Yew trees are dioecious which means that they have separate male and female trees. The male trees produce small, circular, yellow insignificant flowers on the underpart of the leaves that shed pollen.
The female trees yield small red fruits with a fleshy outer structure that is termed an aril and is the only part of the tree that is edible, and it contains a single black seed.
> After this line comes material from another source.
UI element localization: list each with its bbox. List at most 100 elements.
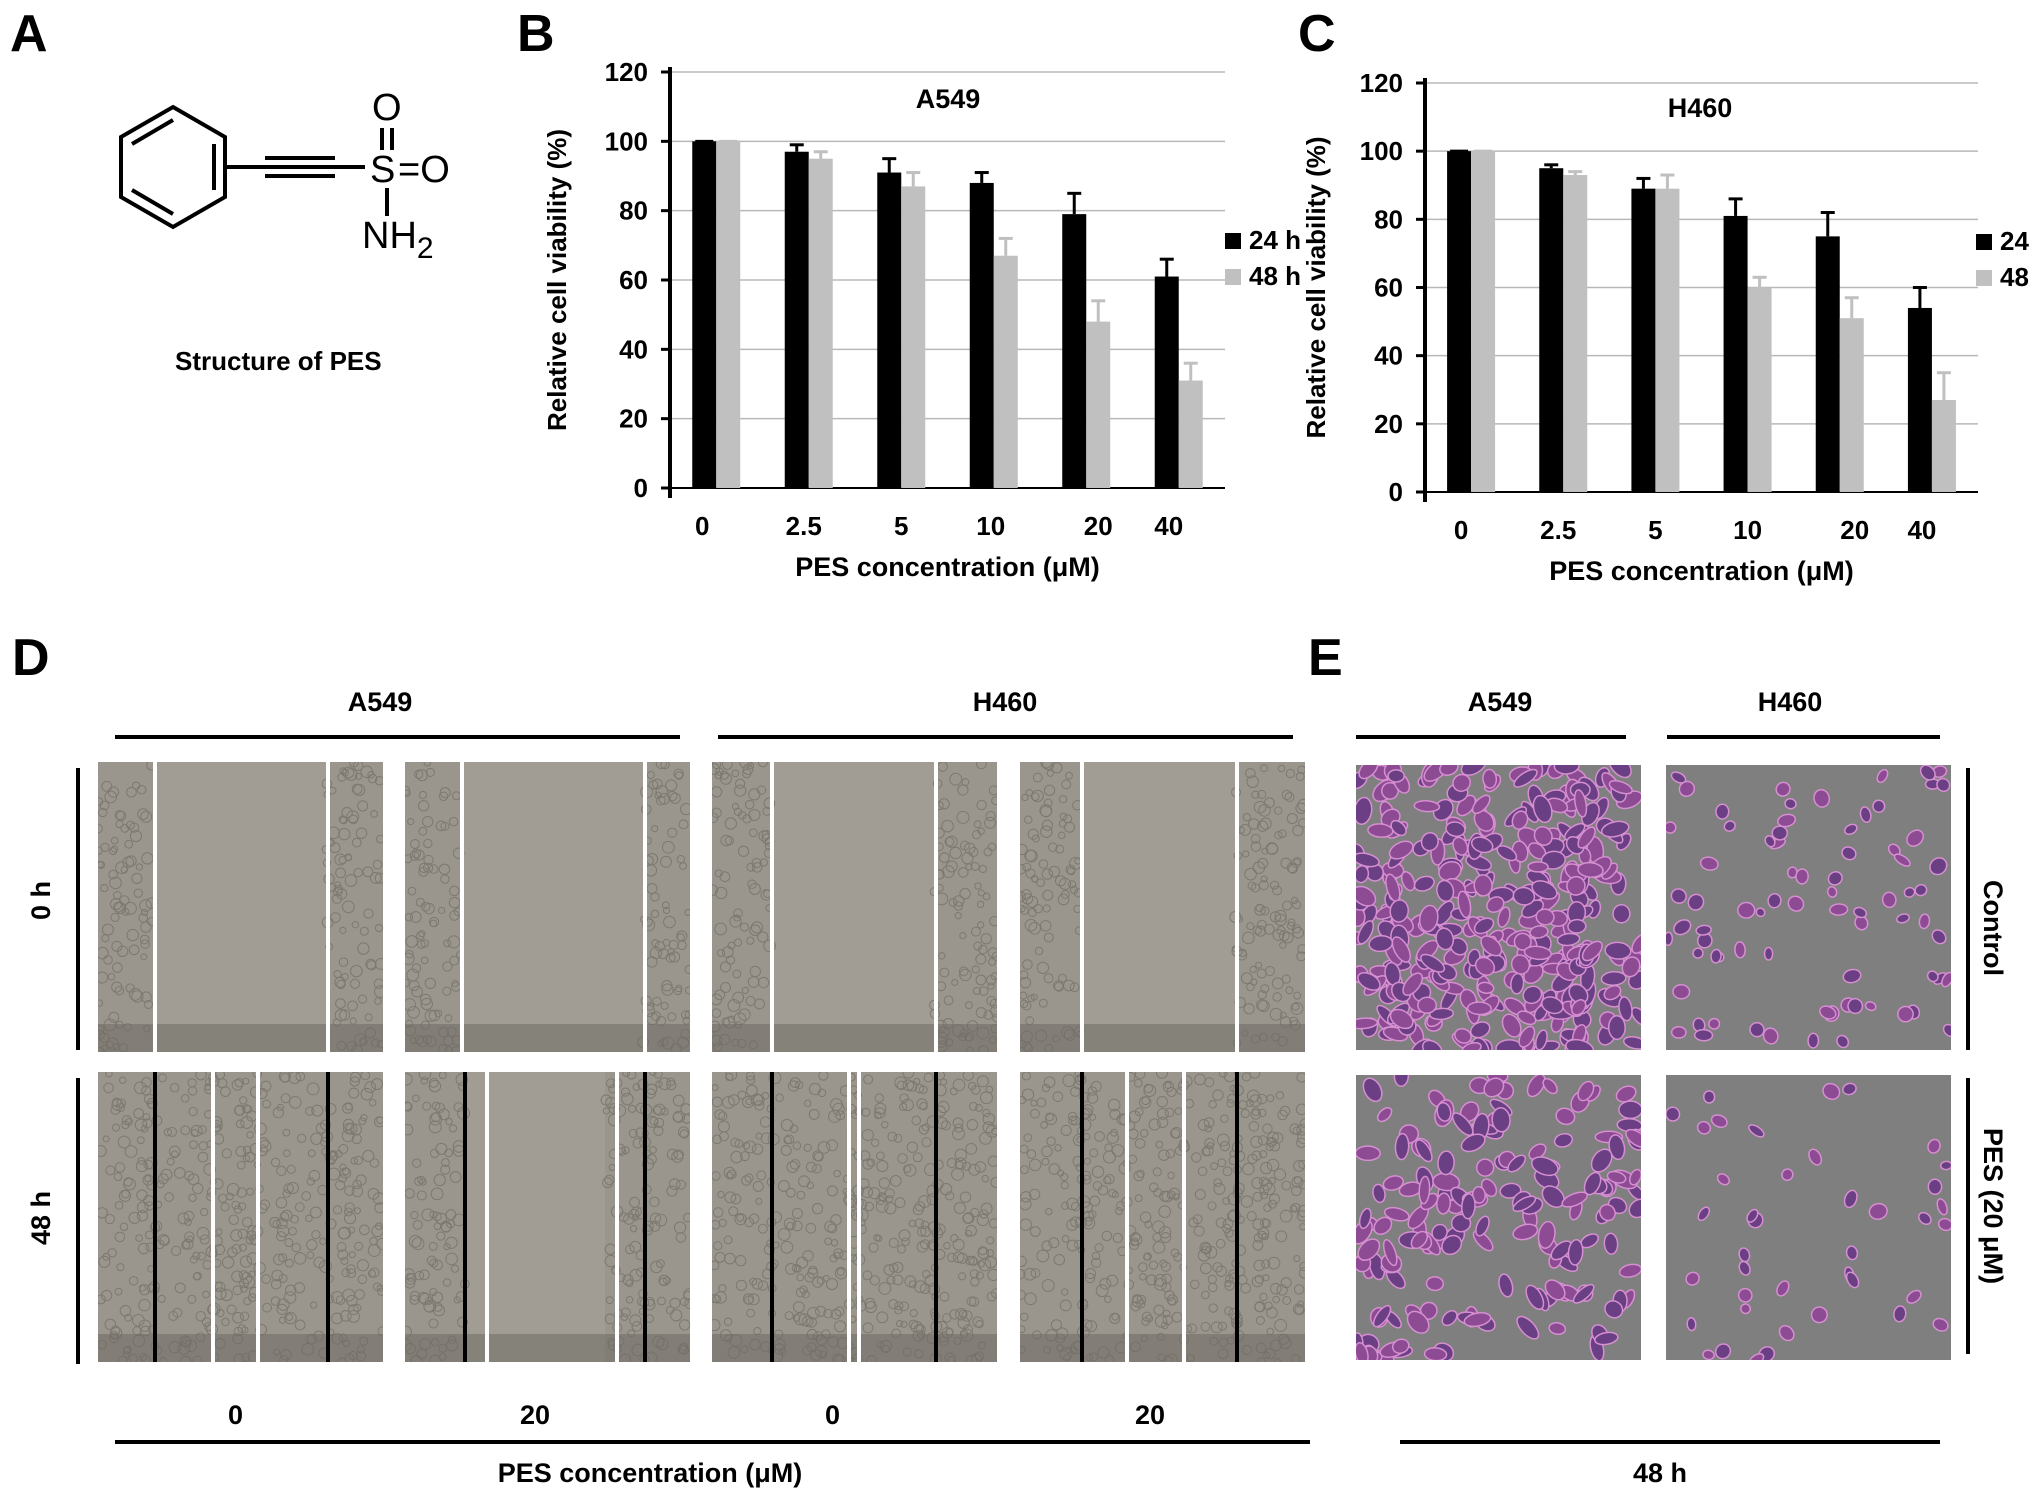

Cultivation of Taxus baccata
It is very easy to grow and care for common yew. It is tolerant of many growing conditions including urban pollution and it is excellent in topiary and is also great in gardens and hedges
It doesn’t do well in prolonged periods of extremely cold or hot weather. It is also propagated from seeds, grafting and semi-hardwood cuttings. Soil for Taxus baccata Although common yew will prosper in the loamy soil of neutral pH, it will also tolerate most soil types and can be planted in chalk, loam, clay, and sandy soil of any pH as long as the soil drains well. Taxus baccata Exposure and position Common yew can be grown in full sun and full or partial shade. It has no position it prefers and can be planted in a North, South, East or West facing position. Watering common yew Taxus baccata Your plant will need regular watering in the first year that it is planted when the roots are still spreading in the soil and even though it is drought tolerant it will still need more watering in hot weather. Pruning Taxus baccata Common yew can be trimmed and sculptured to your preference and even though regular pruning is not required, it can still be done to promote exuberant growth. Your tree can also be pruned heavily by reducing the size by one half in early spring before new growth emerges. Taxus baccata Pests and diseases Scales, mealybugs, and black vine weevils in large numbers can damage the foliage and roots of your plant and they can be controlled with insecticide sprays and soaps.